THE United States has signalled its determination and commitment to complete a global trade agreement in the World Trade Organisation (WTO) before the end of 2006. This is feasible, provided negotiators cross a series of mileposts along the way, according to a senior official of the Bush Administration.

The US has set out mileposts for successful completion of the Doha Round in Geneva on February 14 when the Deputy US Trade Representative, Mr Peter F. Allgeier, attended a key meeting of the WTO Trade Negotiations Committee (TNC), the group overseeing the negotiation.

The Commerce Secretary, Mr S. N. Menon, represented India in TNC as also the General Council meeting held on Tuesday.

After the fiasco of the Cancun Ministerial in September 2003, progress in the Doha Round was halting till last July, when a framework agreement was arrived at in Geneva to push forward the momentum of trade talks, particularly for carrying out the negotiations in reforming trade in agriculture, manufactured goods and services and streamlining Customs procedures. In order to take stock of the situation since the July Framework was unveiled, negotiators gathered in Geneva on February 14-15 to assess its progress.

The two-day Geneva meeting assumes significance because it was the first full gathering of Doha negotiators since a core group of trade ministers representing some 25 countries and trading blocs — including the US, the European Union, Brazil, Canada and India — met in January 2005 at the World Economic Forum in Davos, Switzerland, and pledged to expedite the pace of negotiations.

Mr Allgeier made it clear that "we need to complete the round successfully by 2006" and that means that by December 2005, when the WTO trade ministers gather in Hong Kong for their bi-annual conclave, "we have got to have what we call an endgame document." In this regard, Mr Allgeier cautioned that progress by the end of July is crucial because after the summer recess, negotiators have necessarily only a couple of months left to work before the Hong Kong meeting.

"The endgame document" is described as a text that would provide modalities or specific details and timeframes in the areas of agriculture and non-agricultural market access (NAMA) including the various formulate and the necessary numbers.

It is also interesting to note that as New Delhi and other developing countries have been treating progress in reform of the expensive farm subsidy regime in developed countries as a pre-condition for moving forward in other areas, the Bush Administration official simply set aside any such rider.

Mr Allgeier cautioned negotiators not to expect any separate area of the negotiations to progress "in lock step" with the others. "We will have to avoid the temptation to suggest that movement in one area for now is not possible because we have not seen enough in some other area," Mr Allgeier quipped.

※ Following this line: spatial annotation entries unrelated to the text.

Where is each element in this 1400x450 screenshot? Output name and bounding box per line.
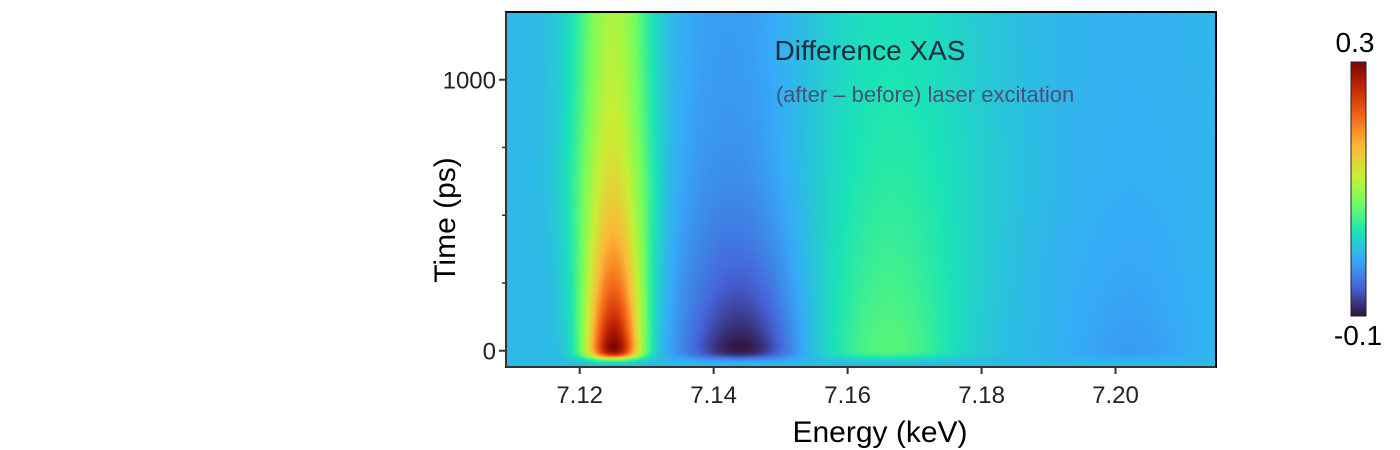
x-tick-label: 7.20 (1092, 382, 1139, 409)
heatmap-area (506, 12, 1216, 367)
x-tick-label: 7.14 (690, 382, 737, 409)
y-tick-label: 0 (483, 339, 496, 366)
x-axis-label: Energy (keV) (792, 416, 967, 449)
colorbar-min-label: -0.1 (1334, 320, 1382, 351)
x-tick-label: 7.18 (958, 382, 1005, 409)
chart-subtitle: (after – before) laser excitation (776, 82, 1074, 107)
chart-title: Difference XAS (775, 35, 966, 66)
colorbar-max-label: 0.3 (1336, 27, 1375, 58)
y-axis-label: Time (ps) (429, 157, 462, 283)
x-tick-label: 7.16 (824, 382, 871, 409)
x-tick-label: 7.12 (556, 382, 603, 409)
colorbar (1350, 61, 1367, 317)
x-axis-ticks: 7.12 7.14 7.16 7.18 7.20 (556, 367, 1139, 409)
y-tick-label: 1000 (443, 68, 496, 95)
y-axis-ticks: 0 1000 (443, 68, 506, 366)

Even as many obstacles linger to farm policy reform in developed world, Mr Allgeier hinted to developing countries that they now have to show how they are going to reduce barriers to agricultural trade if they want developed countries to cut down domestic support payment to farmers.

On industrial goods, or NAMA, Mr Allgeier reiterated that the US wants to consider what is called a "Swiss formula" to reduce high tariffs much more sharply than low tariffs. A Swiss formula would produce a narrow range of final tariff rates and set a maximum top rate. But the US said that it is not averse to accepting somewhat different reduction rates for developed and developing countries.

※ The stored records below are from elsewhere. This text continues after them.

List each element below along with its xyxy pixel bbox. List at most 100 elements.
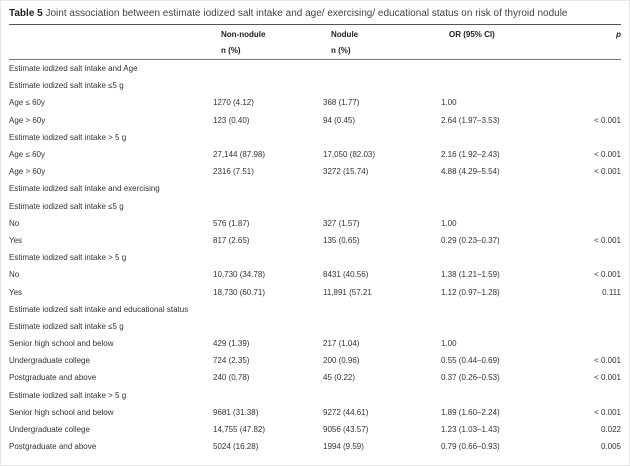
cell-non-nodule: 817 (2.65)	[213, 235, 250, 245]
cell-non-nodule	[213, 77, 323, 94]
table-row: Age ≤ 60y 1270 (4.12) 368 (1.77) 1.00	[9, 94, 621, 111]
cell-or: 0.55 (0.44–0.69)	[441, 356, 500, 366]
cell-non-nodule: 429 (1.39)	[213, 339, 250, 349]
cell-or	[441, 301, 563, 318]
row-label: No	[9, 270, 20, 280]
subsection-row: Estimate iodized salt intake ≤5 g	[9, 198, 621, 215]
top-rule	[9, 24, 621, 25]
subsection-row: Estimate iodized salt intake ≤5 g	[9, 77, 621, 94]
cell-nodule	[323, 180, 441, 197]
row-label: Estimate iodized salt intake > 5 g	[9, 253, 127, 263]
cell-nodule	[323, 318, 441, 335]
cell-nodule: 94 (0.45)	[323, 115, 356, 125]
header-nodule: Nodule	[331, 30, 359, 39]
row-label: Postgraduate and above	[9, 442, 97, 452]
cell-nodule: 1994 (9.59)	[323, 442, 364, 452]
cell-non-nodule: 724 (2.35)	[213, 356, 250, 366]
cell-p-value	[563, 301, 621, 318]
table-row: Undergraduate college 14,755 (47.82) 9056 …	[9, 421, 621, 438]
cell-non-nodule: 240 (0.78)	[213, 373, 250, 383]
cell-non-nodule	[213, 318, 323, 335]
row-label: No	[9, 218, 20, 228]
cell-p-value	[563, 318, 621, 335]
row-label: Age ≤ 60y	[9, 98, 45, 108]
cell-p-value	[563, 335, 621, 352]
table-row: No 576 (1.87) 327 (1.57) 1.00	[9, 215, 621, 232]
row-label: Age ≤ 60y	[9, 150, 45, 160]
row-label: Yes	[9, 235, 23, 245]
cell-or	[441, 77, 563, 94]
row-label: Estimate iodized salt intake and exercis…	[9, 184, 160, 194]
table-row: No 10,730 (34.78) 8431 (40.56) 1.38 (1.21–1…	[9, 266, 621, 283]
table-label: Table 5	[9, 8, 43, 19]
cell-non-nodule: 9681 (31.38)	[213, 407, 259, 417]
cell-or: 1.00	[441, 218, 457, 228]
cell-nodule	[323, 60, 441, 77]
cell-or: 2.16 (1.92–2.43)	[441, 150, 500, 160]
table-title: Joint association between estimate iodiz…	[45, 8, 568, 19]
cell-p-value	[563, 94, 621, 111]
cell-or	[441, 387, 563, 404]
row-label: Age > 60y	[9, 167, 46, 177]
cell-p-value	[563, 180, 621, 197]
cell-nodule	[323, 301, 441, 318]
cell-non-nodule	[213, 249, 323, 266]
subsection-row: Estimate iodized salt intake > 5 g	[9, 249, 621, 266]
cell-p-value	[563, 198, 621, 215]
section-row: Estimate iodized salt intake and educati…	[9, 301, 621, 318]
table-row: Senior high school and below 9681 (31.38)…	[9, 404, 621, 421]
cell-nodule	[323, 77, 441, 94]
cell-nodule: 11,891 (57.21	[323, 287, 372, 297]
row-label: Estimate iodized salt intake > 5 g	[9, 132, 127, 142]
section-row: Estimate iodized salt intake and Age	[9, 60, 621, 77]
cell-non-nodule	[213, 387, 323, 404]
cell-non-nodule: 123 (0.40)	[213, 115, 250, 125]
cell-p-value: < 0.001	[594, 270, 621, 280]
row-label: Age > 60y	[9, 115, 46, 125]
cell-nodule: 200 (0.96)	[323, 356, 360, 366]
cell-nodule: 9056 (43.57)	[323, 425, 369, 435]
cell-nodule: 8431 (40.56)	[323, 270, 369, 280]
cell-p-value: 0.005	[600, 442, 621, 452]
row-label: Yes	[9, 287, 23, 297]
cell-p-value: < 0.001	[594, 167, 621, 177]
table-row: Postgraduate and above 240 (0.78) 45 (0.22…	[9, 369, 621, 386]
cell-p-value: 0.111	[602, 287, 621, 297]
header-nodule-unit: n (%)	[331, 46, 351, 55]
table-row: Postgraduate and above 5024 (16.28) 1994 (…	[9, 438, 621, 455]
row-label: Estimate iodized salt intake > 5 g	[9, 390, 127, 400]
cell-non-nodule: 2316 (7.51)	[213, 167, 254, 177]
data-table: Estimate iodized salt intake and Age Esti…	[9, 60, 621, 455]
subsection-row: Estimate iodized salt intake > 5 g	[9, 387, 621, 404]
cell-p-value	[563, 60, 621, 77]
cell-p-value	[563, 215, 621, 232]
cell-non-nodule: 27,144 (87.98)	[213, 150, 266, 160]
subsection-row: Estimate iodized salt intake > 5 g	[9, 129, 621, 146]
table-caption: Table 5 Joint association between estima…	[9, 8, 567, 19]
cell-p-value	[563, 129, 621, 146]
cell-non-nodule	[213, 180, 323, 197]
cell-nodule: 9272 (44.61)	[323, 407, 369, 417]
cell-non-nodule: 18,730 (60.71)	[213, 287, 266, 297]
cell-p-value: < 0.001	[594, 235, 621, 245]
cell-nodule	[323, 198, 441, 215]
header-p: p	[616, 30, 621, 39]
subsection-row: Estimate iodized salt intake ≤5 g	[9, 318, 621, 335]
cell-non-nodule: 14,755 (47.82)	[213, 425, 266, 435]
row-label: Estimate iodized salt intake and Age	[9, 64, 138, 74]
cell-or	[441, 249, 563, 266]
cell-nodule: 135 (0.65)	[323, 235, 360, 245]
cell-nodule	[323, 387, 441, 404]
cell-or: 4.88 (4.29–5.54)	[441, 167, 500, 177]
table-body: Estimate iodized salt intake and Age Esti…	[9, 60, 621, 455]
table-row: Yes 18,730 (60.71) 11,891 (57.21 1.12 (0.97…	[9, 283, 621, 300]
cell-p-value: < 0.001	[594, 373, 621, 383]
header-non-nodule: Non-nodule	[221, 30, 266, 39]
cell-or: 1.23 (1.03–1.43)	[441, 425, 500, 435]
cell-or	[441, 318, 563, 335]
cell-or	[441, 180, 563, 197]
cell-non-nodule: 10,730 (34.78)	[213, 270, 266, 280]
cell-or: 0.29 (0.23–0.37)	[441, 235, 500, 245]
row-label: Senior high school and below	[9, 407, 114, 417]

As India and other developing countries from the Asean (Association of South East Asian Nations) and Latin American regions do not set store by Swiss formula, presumably due to revenue considerations and the dumping of foreign goods pricing out domestic industry products, how this overture of the US would help in proceeding with talks is a moot point.

Trade policy analysts are sceptical whether any such preconditions or mileposts would really serve the cause of multilateralism if the world's trade major does not show "policy flexibilities for the national governments to achieve the goals of development for all" through trade liberalisation.